Quantum interference effects of out-of-plane confinement on two-dimensional electron systems in oxides

It was recently discovered that a conductive, metallic state is formed on the surface of some insulating oxides. First observed on ${\mathrm{SrTiO}}_3$ (001), it was then found in other compounds as diverse as anatase ${\mathrm{TiO}}_2$, ${\mathrm{KTaO}}_3$, ${\mathrm{BaTiO}}_3$, ZnO, and also on different surfaces of ${\mathrm{SrTiO}}_3$ (or other oxides) with different symmetries. The spatial extension of the wave function of this electronic state is of only a few atomic layers. Experiments indicate its existence is related to the presence of oxygen vacancies induced at or near the surface of the oxide. We present a simplified model aimed at describing the effect of its small spatial extension on measurements of its three-dimensional (3D) electronic structure by angular resolved photoemission spectroscopy. For the sake of clarity, we base our discussion on a simple tight-binding scheme plus a confining potential that is assumed to be induced by the oxygen vacancies.

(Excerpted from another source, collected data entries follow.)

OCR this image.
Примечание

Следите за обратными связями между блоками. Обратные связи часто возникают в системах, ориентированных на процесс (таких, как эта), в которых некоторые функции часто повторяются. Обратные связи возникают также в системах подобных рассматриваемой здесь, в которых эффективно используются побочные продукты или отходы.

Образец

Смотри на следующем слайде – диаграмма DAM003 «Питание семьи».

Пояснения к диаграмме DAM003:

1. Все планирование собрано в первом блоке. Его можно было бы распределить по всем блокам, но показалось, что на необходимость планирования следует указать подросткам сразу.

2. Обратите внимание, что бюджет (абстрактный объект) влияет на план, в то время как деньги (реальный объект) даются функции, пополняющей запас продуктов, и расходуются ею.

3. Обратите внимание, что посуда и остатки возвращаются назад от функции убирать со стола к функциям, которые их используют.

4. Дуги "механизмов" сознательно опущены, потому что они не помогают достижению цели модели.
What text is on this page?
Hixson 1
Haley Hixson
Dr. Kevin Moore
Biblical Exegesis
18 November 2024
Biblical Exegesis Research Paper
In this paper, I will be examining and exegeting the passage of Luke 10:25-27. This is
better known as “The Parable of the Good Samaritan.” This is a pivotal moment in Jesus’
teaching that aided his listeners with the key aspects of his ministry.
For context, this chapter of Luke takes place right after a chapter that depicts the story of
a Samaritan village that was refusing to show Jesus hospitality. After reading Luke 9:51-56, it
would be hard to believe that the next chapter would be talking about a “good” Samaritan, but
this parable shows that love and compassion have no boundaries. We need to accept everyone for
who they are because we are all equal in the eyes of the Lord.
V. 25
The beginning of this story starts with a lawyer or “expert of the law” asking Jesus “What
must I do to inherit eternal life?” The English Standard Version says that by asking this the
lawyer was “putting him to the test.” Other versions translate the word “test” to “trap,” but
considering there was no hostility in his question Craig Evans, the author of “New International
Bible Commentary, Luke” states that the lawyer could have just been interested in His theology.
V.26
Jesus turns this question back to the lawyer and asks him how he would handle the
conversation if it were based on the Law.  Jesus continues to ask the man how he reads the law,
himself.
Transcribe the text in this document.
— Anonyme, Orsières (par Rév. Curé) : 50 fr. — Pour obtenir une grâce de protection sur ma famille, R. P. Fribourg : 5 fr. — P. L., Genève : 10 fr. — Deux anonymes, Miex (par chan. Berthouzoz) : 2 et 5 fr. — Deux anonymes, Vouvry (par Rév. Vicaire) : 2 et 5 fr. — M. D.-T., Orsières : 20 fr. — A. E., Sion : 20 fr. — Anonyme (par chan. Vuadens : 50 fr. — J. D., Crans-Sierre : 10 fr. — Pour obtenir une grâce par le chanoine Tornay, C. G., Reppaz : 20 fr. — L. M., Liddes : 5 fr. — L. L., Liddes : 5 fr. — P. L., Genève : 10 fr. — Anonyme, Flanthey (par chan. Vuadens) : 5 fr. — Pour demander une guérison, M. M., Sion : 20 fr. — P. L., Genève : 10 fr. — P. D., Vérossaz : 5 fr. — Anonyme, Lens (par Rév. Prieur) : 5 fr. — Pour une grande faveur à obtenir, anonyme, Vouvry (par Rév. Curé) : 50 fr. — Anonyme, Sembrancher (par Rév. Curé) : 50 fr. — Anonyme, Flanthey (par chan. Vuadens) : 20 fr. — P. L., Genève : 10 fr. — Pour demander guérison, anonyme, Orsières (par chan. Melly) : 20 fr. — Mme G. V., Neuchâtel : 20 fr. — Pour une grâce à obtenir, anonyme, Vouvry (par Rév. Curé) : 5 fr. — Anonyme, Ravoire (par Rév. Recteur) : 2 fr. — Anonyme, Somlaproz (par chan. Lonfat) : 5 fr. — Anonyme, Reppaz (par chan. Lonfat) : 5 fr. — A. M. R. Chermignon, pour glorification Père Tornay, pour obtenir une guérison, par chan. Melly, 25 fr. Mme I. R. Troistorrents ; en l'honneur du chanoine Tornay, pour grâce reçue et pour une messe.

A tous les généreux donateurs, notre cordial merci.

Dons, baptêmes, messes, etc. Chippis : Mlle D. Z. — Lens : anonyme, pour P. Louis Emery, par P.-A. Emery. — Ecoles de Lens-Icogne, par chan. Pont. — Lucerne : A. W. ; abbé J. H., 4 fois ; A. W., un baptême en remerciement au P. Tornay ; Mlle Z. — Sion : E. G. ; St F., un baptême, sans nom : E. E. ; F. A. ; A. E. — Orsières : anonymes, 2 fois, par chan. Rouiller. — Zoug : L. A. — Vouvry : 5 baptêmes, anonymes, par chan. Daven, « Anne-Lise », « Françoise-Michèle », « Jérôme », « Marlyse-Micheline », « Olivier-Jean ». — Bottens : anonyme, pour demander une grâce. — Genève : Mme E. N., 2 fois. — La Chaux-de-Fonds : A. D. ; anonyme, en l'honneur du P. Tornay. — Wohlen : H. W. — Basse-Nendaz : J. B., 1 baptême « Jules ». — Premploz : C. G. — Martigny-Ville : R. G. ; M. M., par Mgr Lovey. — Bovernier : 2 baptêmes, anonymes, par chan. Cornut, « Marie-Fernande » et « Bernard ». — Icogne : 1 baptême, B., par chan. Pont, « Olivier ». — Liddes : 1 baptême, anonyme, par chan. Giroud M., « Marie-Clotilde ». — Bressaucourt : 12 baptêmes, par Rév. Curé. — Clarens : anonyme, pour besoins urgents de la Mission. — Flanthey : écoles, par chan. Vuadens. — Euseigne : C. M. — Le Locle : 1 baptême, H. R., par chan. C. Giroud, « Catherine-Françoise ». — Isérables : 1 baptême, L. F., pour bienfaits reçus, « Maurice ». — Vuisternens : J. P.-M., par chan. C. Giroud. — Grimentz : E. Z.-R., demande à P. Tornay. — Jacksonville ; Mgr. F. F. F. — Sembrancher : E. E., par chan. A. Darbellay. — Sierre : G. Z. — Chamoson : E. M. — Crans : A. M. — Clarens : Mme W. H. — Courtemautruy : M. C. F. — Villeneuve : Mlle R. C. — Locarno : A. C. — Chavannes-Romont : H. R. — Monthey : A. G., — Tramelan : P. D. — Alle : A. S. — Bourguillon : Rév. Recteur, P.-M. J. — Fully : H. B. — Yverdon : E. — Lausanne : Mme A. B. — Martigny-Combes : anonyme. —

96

Our model parameters are, nevertheless, obtained from density functional calculations. With this methodology, we can explain, from a very simple concept of selective interference, the “wobbling,” i.e., the photoemission intensity modulation and/or apparent dispersion of the Fermi surface and spectra along the out-of-plane $\left(k_z\right)$ direction, and the “mixed 2D/3D” characteristics observed in some experiments. We conclude that the critical model parameters for such an effect are the relative strength of the electronic hopping of each band and the height/width aspect ratio of the surface confining potential. By considering recent photoemission measurements, in light of our findings, we can get relevant information on the electronic wave functions and the nature of the confining potential.

Figure 1

Band structure and Fermi surfaces (amplitude squared of the electron wave functions) for a ${\mathrm{SrTiO}}_3$ slab taking a rectangular confinement potential of depth 0.35 eV and a five-unit-cell width. (a) Band structure along a $k_x$ path. Different energy levels indicate different amounts of doping (oxygen vacancies). Explicit values here are (b) $-0.28$ eV, (c) $-0.14$ eV, and (d) $-0.05$ eV. Zero of the energy axis is fixed to the lower conduction state for the bulk. (b)–(d) The corresponding Fermi surfaces in the $k_x/k_z$ plane.

Figure 2

Same as Fig. 1, but taking a wedge potential of depth 0.50 eV and, again, a five-unit-cell width. Explicit cutting energy levels are (b) $-0.28$ eV, (c) $-0.09$ eV, and (d) $-0.016$ eV.

Figure 3

(a) ARPES Fermi surface of $\mathrm{EuO}\left(1\mathrm{ML}\right)/{\mathrm{SrTiO}}_3$ along the $k_z$ axis, acquired by varying the photon energy between 30 and 97 eV in steps of 1 eV using linear vertical photon polarization. An inner potential of 16 eV was used in the calculation of the out-of-plane momentum [20]. The red discs and lines mark, respectively, the bulk $\mathrm{\Gamma }$ points and the border of the bulk Brillouin zone. (b) Zoom over the upper part of the Fermi surface in (a). All data in this figure were acquired at 15 K, and correspond (for better signal-to-background ratio) to the negative part of the second derivative of the raw data.

Figure 4

Band structures and Fermi surface (amplitude squared of the electron wave functions) for an anatase ${\mathrm{TiO}}_2$ slab with a rectangular confining potential of depth 0.35 eV and two different widths: (a) 5 ${\mathrm{TiO}}_2$ layers and (b) 10 ${\mathrm{TiO}}_2$ layers. (c) Corresponding Fermi surface for the case with 10 layers and $E_F=-0.10$ eV.

Figure 5

(a) Standard DFT bands for $\mathrm{SrTiO}{}_3$. The calculation method is DFT, using the code wien2k. Red bands below the Fermi level correspond to states with mostly oxygen character. Blue bands between the Fermi energy and $\approx 2.5$ eV, and green bands above 2.5 eV, correspond to the $t_{2g}$ and $e_g$ manifolds, respectively. (b) Wannier fitting to the $t_{2g}$ bands (black circles).

Figure 6

DFT band structures for anatase. Red bands below $-2$ eV: oxygen orbitals; blue bands between the Fermi level and $\approx 3$ eV: $t_{2g}$ orbitals; green bands above 3 eV: $e_g$ orbitals.

Figure 7

Effect of the damping parameter $\lambda$ [Eq. (1)] on the plot of Fig. 1 for (from left to right) $\lambda =5$ Å, 10 Å, and 50 Å.